Usually contain tetrahydrocannabinol (THC) and cannabidiol (CBD).  

  • THC can produce pleasurable effects, but in other people it can cause anxiety and paranoia.  
  • CBD works on the pain and mood areas of the brain, so can help to balance out the unpleasant effects of THC . 


Cannabis edibles may contain other ingredients which could make them more harmful. Sweets and other products are often made in unsafe surroundings so can contain a wide variety of other ingredients.  


Although many cannabis sweets and edibles are labelled on the packet, they don’t always contain what it says is inside. Empty packaging can be bought online and anything placed inside for onward re-sale. Sweets may contain THC, “spice” or amphetamines or at the opposite end of the spectrum they may just be sweets with no active ingredients. The truth is that you simply cannot tell from the packaging. There may be tell-tale signs to look out for.
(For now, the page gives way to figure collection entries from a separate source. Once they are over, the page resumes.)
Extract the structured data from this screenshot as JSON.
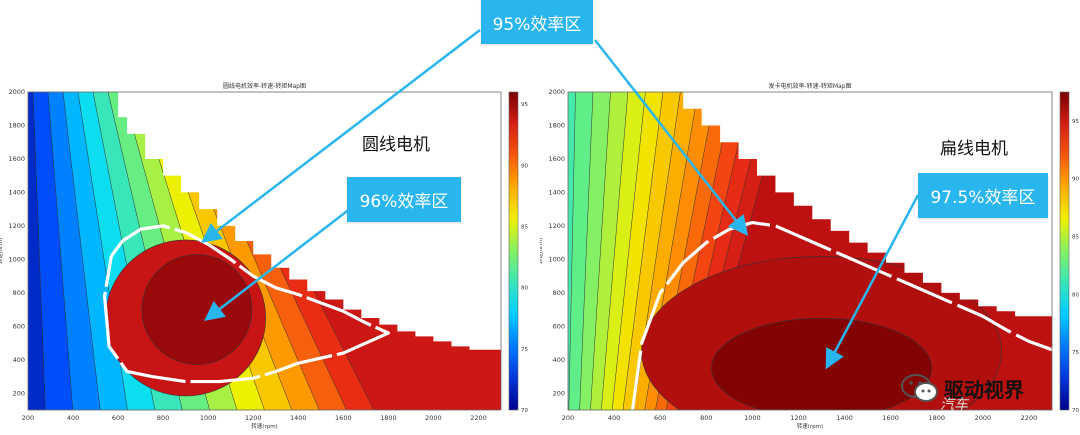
{
  "chart_data": [
    {
      "type": "heatmap",
      "title": "圆线电机效率-转速-转矩Map图",
      "xlabel": "转速(rpm)",
      "ylabel": "转矩(N.m)",
      "xlim": [
        200,
        2300
      ],
      "ylim": [
        100,
        2000
      ],
      "xticks": [
        "200",
        "400",
        "600",
        "800",
        "1000",
        "1200",
        "1400",
        "1600",
        "1800",
        "2000",
        "2200"
      ],
      "yticks": [
        "200",
        "400",
        "600",
        "800",
        "1000",
        "1200",
        "1400",
        "1600",
        "1800",
        "2000"
      ],
      "colorbar": {
        "min": 70,
        "max": 96,
        "ticks": [
          "95",
          "90",
          "85",
          "80",
          "75",
          "70"
        ]
      },
      "annotation": "圆线电机",
      "max_torque_envelope": {
        "x": [
          600,
          640,
          720,
          800,
          880,
          960,
          1040,
          1120,
          1200,
          1280,
          1360,
          1440,
          1520,
          1600,
          1680,
          1760,
          1840,
          1920,
          2000,
          2080,
          2160,
          2300
        ],
        "y": [
          1850,
          1750,
          1600,
          1500,
          1400,
          1300,
          1200,
          1110,
          1030,
          950,
          880,
          810,
          760,
          700,
          650,
          610,
          570,
          540,
          510,
          480,
          460,
          430
        ]
      },
      "zone_96": {
        "x": [
          570,
          620,
          700,
          800,
          900,
          1000,
          1100,
          1200,
          1300,
          1400,
          1500,
          1600,
          1700,
          1800,
          1700,
          1600,
          1400,
          1300,
          1200,
          1050,
          900,
          750,
          640,
          560,
          540
        ],
        "y": [
          1020,
          1110,
          1180,
          1200,
          1160,
          1090,
          1000,
          900,
          830,
          790,
          740,
          690,
          620,
          560,
          500,
          440,
          380,
          330,
          290,
          270,
          270,
          300,
          330,
          480,
          780
        ]
      }
    },
    {
      "type": "heatmap",
      "title": "发卡电机效率-转速-转矩Map图",
      "xlabel": "转速(rpm)",
      "ylabel": "转矩(N.m)",
      "xlim": [
        200,
        2300
      ],
      "ylim": [
        100,
        2000
      ],
      "xticks": [
        "200",
        "400",
        "600",
        "800",
        "1000",
        "1200",
        "1400",
        "1600",
        "1800",
        "2000",
        "2200"
      ],
      "yticks": [
        "200",
        "400",
        "600",
        "800",
        "1000",
        "1200",
        "1400",
        "1600",
        "1800",
        "2000"
      ],
      "colorbar": {
        "min": 70,
        "max": 97.5,
        "ticks": [
          "95",
          "90",
          "85",
          "80",
          "75",
          "70"
        ]
      },
      "annotation": "扁线电机",
      "max_torque_envelope": {
        "x": [
          200,
          640,
          700,
          780,
          860,
          940,
          1020,
          1100,
          1180,
          1260,
          1340,
          1420,
          1500,
          1580,
          1660,
          1740,
          1820,
          1900,
          1980,
          2060,
          2140,
          2300
        ],
        "y": [
          2000,
          2000,
          1900,
          1800,
          1700,
          1600,
          1500,
          1400,
          1320,
          1240,
          1170,
          1100,
          1040,
          980,
          920,
          860,
          800,
          760,
          720,
          690,
          660,
          640
        ]
      },
      "zone_97_5": {
        "x": [
          480,
          520,
          600,
          700,
          800,
          900,
          1000,
          1100,
          1200,
          1300,
          1400,
          1500,
          1600,
          1700,
          1800,
          1900,
          2000,
          2100,
          2200,
          2300
        ],
        "y": [
          100,
          500,
          800,
          980,
          1100,
          1180,
          1220,
          1200,
          1140,
          1080,
          1020,
          960,
          900,
          840,
          780,
          720,
          660,
          580,
          510,
          460
        ]
      }
    }
  ],
  "callouts": [
    {
      "text": "95%效率区"
    },
    {
      "text": "96%效率区"
    },
    {
      "text": "97.5%效率区"
    }
  ],
  "watermark": {
    "text": "驱动视界",
    "sub": "汽车"
  }
}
If the items differ in appearance, spelling or poor-quality packaging then you could be looking at something that has been made in a person’s kitchen rather than in a quality-controlled factory.  

What are the risks? 

Regular cannabis use may cause unwanted effects, including memory impairment, poor sleep, mental health changes and problems with thinking and understanding. 
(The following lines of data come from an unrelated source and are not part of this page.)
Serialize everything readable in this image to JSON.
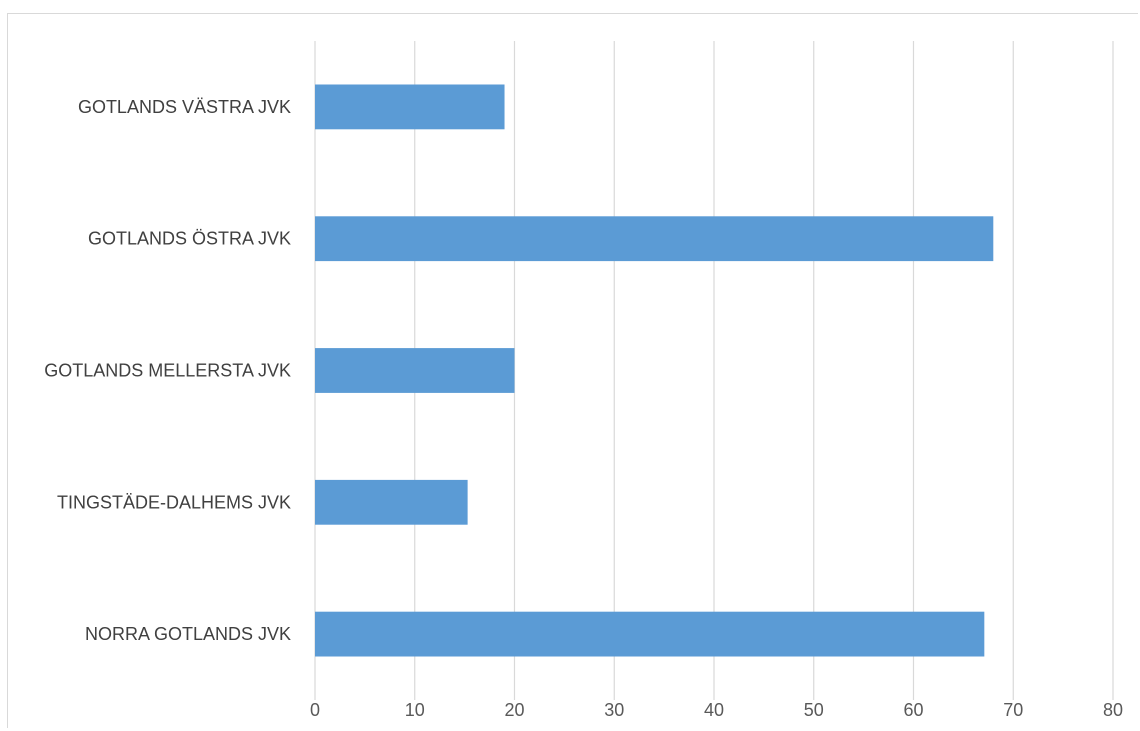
{
  "chart_data": {
    "type": "bar",
    "orientation": "horizontal",
    "title": "",
    "xlabel": "",
    "ylabel": "",
    "categories": [
      "GOTLANDS VÄSTRA JVK",
      "GOTLANDS ÖSTRA JVK",
      "GOTLANDS MELLERSTA JVK",
      "TINGSTÄDE-DALHEMS JVK",
      "NORRA GOTLANDS JVK"
    ],
    "values": [
      19,
      68,
      20,
      15.3,
      67.1
    ],
    "xlim": [
      0,
      80
    ],
    "xticks": [
      "0",
      "10",
      "20",
      "30",
      "40",
      "50",
      "60",
      "70",
      "80"
    ],
    "grid": "vertical",
    "legend": "none",
    "bar_color": "#5b9bd5",
    "grid_color": "#d9d9d9"
  }
}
A short term overdose from cannabis edibles can involve paranoia, vomiting, hallucinations, panic attacks and impaired mobility but are not likely to be fatal on their own.

Problems are more likely to occur if edibles are taken in large amounts or at the same time as other substances. 


  • Cannabis edibles are unregulated and vary widely in appearance, strength and contents.
  • They may not always contain what you are told.
  • It’s difficult to know what the ingredients are without testing.
  • Edibles take much longer to have an effect than smoking.
  • Effects can be stronger and last longer for the same amount taken in other forms.
  • It can take a few hours to feel the full effects. 
  • Young people are likely to eat too many due to the delayed effect. 
  • Eating one sweet is equivalent to smoking one cannabis joint.
  • It is inadvisable to mix with alcohol or other drugs.  
  • Interactions between substances can’t always be easily predicted and unwanted effects are more likely to occur.  

Minimising the risks 

  • Start low. Don’t take a lot at once. It’s difficult to know what those active ingredients are or how much you’ve actually taken.  
  • Go slow. Edibles take much longer to have an effect than smoking. It can take a few hours to feel the full effects. Wait at least an hour before taking more.  
  • Avoid mixing with alcohol or other drugs. The effects may be stronger and more unpredictable when eating rather than smoking.  
  • Avoid using alone. Try to be with people that you know and trust in a safe place, especially if it’s your first time.  
  • Look after friends, if they are sleeping or unconscious, put them in the recovery position. If in doubt, get help straight away.  
  • If you are honest about what you (think) has been taken then it will be easier to get the right medical help quicker.  

If someone is feeling unwell after eating edibles

If in doubt get help straight away. Call 999, put the individual into the recovery position and stay with them so that you can continue to monitor any changes to their symptoms.  

Let the medics know what you think has been taken and provide as much information as you can so it will be easier to get them the right medical help quicker.